Making Democracy Work: Fixing and Simplifying Egalitarian Paxos (Extended Version)
Fedor Ryabinin, Alexey Gotsman, Pierre Sutra
TL;DR
This work addresses the fragility and complexity of leaderless SMR protocols by presenting EPaxos*, a simpler and correct variant of Egalitarian Paxos. The authors introduce a streamlined failure-recovery mechanism and provide formal proofs of correctness for both thrifty and non-thrifty modes, while generalizing the protocol to the full spectrum of fault-tolerance parameters with $n \ge \max\{2e+f-1, 2f+1\}$, showing these bounds are optimal. EPaxos* preserves the fast-path advantage (2-message delays) under appropriate failure thresholds, reducing the latencies for non-co-located clients without sacrificing safety or availability. The contributions have practical impact on wide-area deployments and inform the design of robust, leaderless SMR systems that maintain non-zero throughput under arbitrary failures.
Abstract
Classical state-machine replication protocols, such as Paxos, rely on a distinguished leader process to order commands. Unfortunately, this approach makes the leader a single point of failure and increases the latency for clients that are not co-located with it. As a response to these drawbacks, Egalitarian Paxos introduced an alternative, leaderless approach, that allows replicas to order commands collaboratively. Not relying on a single leader allows the protocol to maintain non-zero throughput with up to $f$ crashes of any processes out of a total of $n = 2f+1$. The protocol furthermore allows any process to execute a command $c$ fast, in $2$ message delays, provided no more than $e = \lceil\frac{f+1}{2}\rceil$ other processes fail, and all concurrently submitted commands commute with $c$; the latter condition is often satisfied in practical systems. Egalitarian Paxos has served as a foundation for many other replication protocols. But unfortunately, the protocol is very complex, ambiguously specified and suffers from nontrivial bugs.
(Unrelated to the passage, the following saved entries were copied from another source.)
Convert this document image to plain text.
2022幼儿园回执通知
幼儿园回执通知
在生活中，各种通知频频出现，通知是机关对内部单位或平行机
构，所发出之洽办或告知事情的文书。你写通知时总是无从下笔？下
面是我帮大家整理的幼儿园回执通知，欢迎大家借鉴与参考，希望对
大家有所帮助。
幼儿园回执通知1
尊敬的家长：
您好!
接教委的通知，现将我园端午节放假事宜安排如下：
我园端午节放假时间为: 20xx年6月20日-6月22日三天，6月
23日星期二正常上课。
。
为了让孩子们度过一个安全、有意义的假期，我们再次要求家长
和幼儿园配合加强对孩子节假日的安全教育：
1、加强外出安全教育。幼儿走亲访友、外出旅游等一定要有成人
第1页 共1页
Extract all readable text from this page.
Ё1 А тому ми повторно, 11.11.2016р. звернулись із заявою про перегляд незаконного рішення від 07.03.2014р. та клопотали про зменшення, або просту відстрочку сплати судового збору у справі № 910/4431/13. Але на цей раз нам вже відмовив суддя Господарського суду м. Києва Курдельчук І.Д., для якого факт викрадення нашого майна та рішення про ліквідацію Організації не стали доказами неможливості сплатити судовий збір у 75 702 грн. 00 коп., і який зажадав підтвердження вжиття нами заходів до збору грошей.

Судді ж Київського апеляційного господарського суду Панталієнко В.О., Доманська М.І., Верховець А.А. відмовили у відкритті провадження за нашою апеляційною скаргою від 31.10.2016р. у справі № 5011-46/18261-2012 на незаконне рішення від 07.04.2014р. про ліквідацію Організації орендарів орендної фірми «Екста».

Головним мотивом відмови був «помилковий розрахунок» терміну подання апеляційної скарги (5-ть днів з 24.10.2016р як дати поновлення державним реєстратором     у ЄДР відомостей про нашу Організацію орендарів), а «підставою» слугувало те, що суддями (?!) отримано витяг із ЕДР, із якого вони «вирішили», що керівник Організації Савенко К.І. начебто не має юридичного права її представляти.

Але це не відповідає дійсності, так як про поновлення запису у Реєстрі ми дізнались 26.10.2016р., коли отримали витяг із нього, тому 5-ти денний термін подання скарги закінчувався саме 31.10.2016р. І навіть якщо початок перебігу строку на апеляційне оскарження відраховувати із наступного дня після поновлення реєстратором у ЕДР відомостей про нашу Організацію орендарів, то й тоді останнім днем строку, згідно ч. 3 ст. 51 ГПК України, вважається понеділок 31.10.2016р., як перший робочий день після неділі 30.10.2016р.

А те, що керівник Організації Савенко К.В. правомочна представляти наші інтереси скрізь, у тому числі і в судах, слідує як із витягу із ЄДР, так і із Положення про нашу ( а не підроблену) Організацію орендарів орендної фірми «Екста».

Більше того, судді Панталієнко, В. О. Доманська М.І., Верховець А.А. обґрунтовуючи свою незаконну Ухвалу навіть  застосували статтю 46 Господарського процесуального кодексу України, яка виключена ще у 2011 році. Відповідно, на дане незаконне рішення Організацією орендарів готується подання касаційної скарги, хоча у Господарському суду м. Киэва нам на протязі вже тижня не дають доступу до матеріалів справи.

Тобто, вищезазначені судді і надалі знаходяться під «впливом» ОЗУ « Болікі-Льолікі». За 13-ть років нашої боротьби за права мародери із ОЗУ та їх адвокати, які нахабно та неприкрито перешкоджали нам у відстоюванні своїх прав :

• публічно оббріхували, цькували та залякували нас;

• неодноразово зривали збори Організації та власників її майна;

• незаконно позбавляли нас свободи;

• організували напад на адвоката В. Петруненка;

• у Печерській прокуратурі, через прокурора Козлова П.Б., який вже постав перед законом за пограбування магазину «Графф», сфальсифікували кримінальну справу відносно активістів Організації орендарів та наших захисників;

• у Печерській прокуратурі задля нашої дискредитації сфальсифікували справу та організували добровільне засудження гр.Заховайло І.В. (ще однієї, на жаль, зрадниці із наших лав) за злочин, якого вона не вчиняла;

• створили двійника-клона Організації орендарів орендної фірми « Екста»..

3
In this paper, we present EPaxos* -- a simpler and correct variant of Egalitarian Paxos. Our key technical contribution is a simpler failure-recovery algorithm, which we have rigorously proved correct. Our protocol also generalizes Egalitarian Paxos to cover the whole spectrum of failure thresholds $f$ and $e$ such that $n \ge \max\{2e+f-1, 2f+1\}$ -- the number of processes that we show to be optimal.